Derek Jones from The Shape of Code
Which software engineering research problems are likely to yield good-enough solutions that provide worthwhile benefits to professional software developers?
I can think of two (hopefully there are more):
- what is the lifecycle of software? For instance, the expected time-span of the active use of its various components, and the evolution of its dependency ecosystem,
- a model of the main processes involved in a software development project.
Solving problems requires data, and I think it is practical to collect the data needed to solve these two problems; here is some: application lifetime data, and detailed project data (a lot more is needed).
Once a good-enough solution is available, its practical application needs to provide a worthwhile benefit to the customer (when I was in the optimizing compiler business, I found that many customers were not interested in more compact code unless the executable was at least a 10% smaller; this was the era of computer memory often measured in kilobytes).
Investment decisions require information about what is likely to happen in the future, and an understanding of common software lifecycles is needed.

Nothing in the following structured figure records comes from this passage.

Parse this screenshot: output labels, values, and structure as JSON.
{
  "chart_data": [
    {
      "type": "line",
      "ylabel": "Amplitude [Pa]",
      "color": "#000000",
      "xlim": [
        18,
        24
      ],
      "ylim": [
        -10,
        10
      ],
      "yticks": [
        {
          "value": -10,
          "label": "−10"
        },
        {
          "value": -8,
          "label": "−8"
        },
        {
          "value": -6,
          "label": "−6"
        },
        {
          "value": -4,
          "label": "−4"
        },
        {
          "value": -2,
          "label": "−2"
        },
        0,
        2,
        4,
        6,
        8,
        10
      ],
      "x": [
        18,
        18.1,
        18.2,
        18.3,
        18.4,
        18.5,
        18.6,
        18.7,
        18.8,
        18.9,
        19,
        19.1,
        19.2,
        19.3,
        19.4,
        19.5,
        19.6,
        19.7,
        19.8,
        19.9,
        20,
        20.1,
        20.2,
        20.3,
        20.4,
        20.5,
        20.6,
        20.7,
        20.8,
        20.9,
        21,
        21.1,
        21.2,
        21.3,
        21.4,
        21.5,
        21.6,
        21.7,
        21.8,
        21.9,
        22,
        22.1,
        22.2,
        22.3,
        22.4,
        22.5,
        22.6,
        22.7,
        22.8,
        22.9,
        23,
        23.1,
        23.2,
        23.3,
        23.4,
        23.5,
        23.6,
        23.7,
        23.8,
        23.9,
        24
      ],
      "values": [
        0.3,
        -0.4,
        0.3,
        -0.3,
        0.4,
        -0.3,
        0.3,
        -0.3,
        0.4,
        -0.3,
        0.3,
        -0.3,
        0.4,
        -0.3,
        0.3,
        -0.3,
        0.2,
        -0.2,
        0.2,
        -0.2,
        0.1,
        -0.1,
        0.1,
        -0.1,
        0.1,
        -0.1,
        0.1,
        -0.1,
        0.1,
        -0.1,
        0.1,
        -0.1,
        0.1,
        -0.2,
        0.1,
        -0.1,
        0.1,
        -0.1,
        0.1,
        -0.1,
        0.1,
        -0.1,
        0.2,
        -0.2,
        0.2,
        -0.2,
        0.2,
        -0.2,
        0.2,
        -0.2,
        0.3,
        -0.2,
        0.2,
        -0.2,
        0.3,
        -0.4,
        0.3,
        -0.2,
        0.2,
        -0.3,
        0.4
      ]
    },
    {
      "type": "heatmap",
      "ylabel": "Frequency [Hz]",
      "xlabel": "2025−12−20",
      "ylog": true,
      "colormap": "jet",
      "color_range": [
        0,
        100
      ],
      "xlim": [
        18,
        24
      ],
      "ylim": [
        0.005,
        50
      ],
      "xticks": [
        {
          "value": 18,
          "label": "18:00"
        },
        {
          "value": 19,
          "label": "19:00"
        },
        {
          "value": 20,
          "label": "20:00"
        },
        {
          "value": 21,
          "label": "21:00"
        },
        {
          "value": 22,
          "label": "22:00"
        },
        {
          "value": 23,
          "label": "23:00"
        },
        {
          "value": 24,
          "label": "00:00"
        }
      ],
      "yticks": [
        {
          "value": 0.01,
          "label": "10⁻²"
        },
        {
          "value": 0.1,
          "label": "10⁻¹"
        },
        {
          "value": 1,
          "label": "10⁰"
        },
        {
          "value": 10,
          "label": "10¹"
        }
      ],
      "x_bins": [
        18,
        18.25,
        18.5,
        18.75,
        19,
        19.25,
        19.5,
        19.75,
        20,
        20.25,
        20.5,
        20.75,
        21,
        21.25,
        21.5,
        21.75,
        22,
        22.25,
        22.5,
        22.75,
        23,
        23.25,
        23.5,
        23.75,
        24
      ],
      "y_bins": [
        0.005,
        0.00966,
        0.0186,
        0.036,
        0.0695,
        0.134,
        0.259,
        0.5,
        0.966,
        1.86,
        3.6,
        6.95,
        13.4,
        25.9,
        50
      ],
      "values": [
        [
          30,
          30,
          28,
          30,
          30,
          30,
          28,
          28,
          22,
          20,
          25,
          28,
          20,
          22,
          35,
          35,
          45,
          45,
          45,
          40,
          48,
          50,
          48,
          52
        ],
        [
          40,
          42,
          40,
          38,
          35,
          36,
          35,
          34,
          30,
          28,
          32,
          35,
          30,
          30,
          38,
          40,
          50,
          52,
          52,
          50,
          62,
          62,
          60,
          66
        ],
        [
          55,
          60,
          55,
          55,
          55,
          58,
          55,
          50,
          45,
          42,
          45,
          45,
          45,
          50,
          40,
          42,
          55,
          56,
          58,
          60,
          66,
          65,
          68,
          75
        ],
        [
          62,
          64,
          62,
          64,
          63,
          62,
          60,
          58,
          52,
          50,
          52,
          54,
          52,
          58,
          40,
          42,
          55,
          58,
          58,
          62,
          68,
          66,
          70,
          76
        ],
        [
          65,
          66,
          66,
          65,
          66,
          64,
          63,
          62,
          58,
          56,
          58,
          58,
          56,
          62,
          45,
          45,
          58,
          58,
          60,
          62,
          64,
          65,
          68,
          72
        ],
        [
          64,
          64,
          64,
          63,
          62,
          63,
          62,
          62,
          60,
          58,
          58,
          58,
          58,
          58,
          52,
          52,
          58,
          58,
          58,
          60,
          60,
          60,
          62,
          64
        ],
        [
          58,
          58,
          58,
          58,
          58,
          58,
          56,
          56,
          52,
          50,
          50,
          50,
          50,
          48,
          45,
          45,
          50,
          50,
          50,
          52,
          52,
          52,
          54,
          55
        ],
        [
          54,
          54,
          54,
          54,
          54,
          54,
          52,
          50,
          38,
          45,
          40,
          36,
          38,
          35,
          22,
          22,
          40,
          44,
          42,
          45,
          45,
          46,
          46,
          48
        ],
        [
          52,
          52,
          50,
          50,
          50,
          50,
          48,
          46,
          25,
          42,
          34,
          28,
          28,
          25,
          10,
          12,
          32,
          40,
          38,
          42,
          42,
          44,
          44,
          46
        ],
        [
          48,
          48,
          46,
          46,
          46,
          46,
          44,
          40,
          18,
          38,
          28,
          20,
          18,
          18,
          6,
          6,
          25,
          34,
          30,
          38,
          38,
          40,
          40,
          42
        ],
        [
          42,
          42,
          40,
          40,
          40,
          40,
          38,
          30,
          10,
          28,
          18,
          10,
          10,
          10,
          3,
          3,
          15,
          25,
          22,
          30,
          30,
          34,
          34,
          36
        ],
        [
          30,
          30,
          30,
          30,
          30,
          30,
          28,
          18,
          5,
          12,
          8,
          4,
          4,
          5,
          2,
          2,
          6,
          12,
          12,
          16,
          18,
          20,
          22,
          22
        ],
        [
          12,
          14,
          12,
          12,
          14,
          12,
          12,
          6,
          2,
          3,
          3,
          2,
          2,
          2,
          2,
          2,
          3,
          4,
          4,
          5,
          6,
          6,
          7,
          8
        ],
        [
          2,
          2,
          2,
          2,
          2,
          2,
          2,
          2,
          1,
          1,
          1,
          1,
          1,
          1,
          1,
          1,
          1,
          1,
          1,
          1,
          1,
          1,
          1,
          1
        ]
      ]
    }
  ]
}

The fact that most source code has a brief existence (a few years) and is rarely modified by somebody other than the original author, has obvious implications for investment decisions intended to reduce future maintenance costs.
Running a software development project requires an understanding of the processes involved. This knowledge is currently acquired by working on projects managed by people who have successfully done it before. A good-enough model is not going to replace the need for previous experience, some amount of experience is always going to be needed, but it will provide an effective way of understanding what is going on. There are probably lots of different good-enough ways of running a project, and I’m not expecting there to be a one-true-way of optimally running a project.
Perhaps the defining characteristic of the solution to both of these problems is lots of replication data.
Applications are developed in many ecosystems, and there is likely to be variations between the lifecycles that occur in different ecosystems. Researchers tend to focus on Github because it is easily accessible, which is no good when replications from many ecosystems are needed (an analysis of Github source lifetime has been done).
Projects come in various shapes and sizes, and a good-enough model needs to handle all the combinations that regularly occur. Project level data is not really present on Github, so researchers need to get out from behind their computers and visit real companies.
Given the payback time-frame for software engineering research, there are problems which are not cost-effective to attempt to answer. Suggestions for other software engineering problems likely to be worthwhile trying to solve welcome.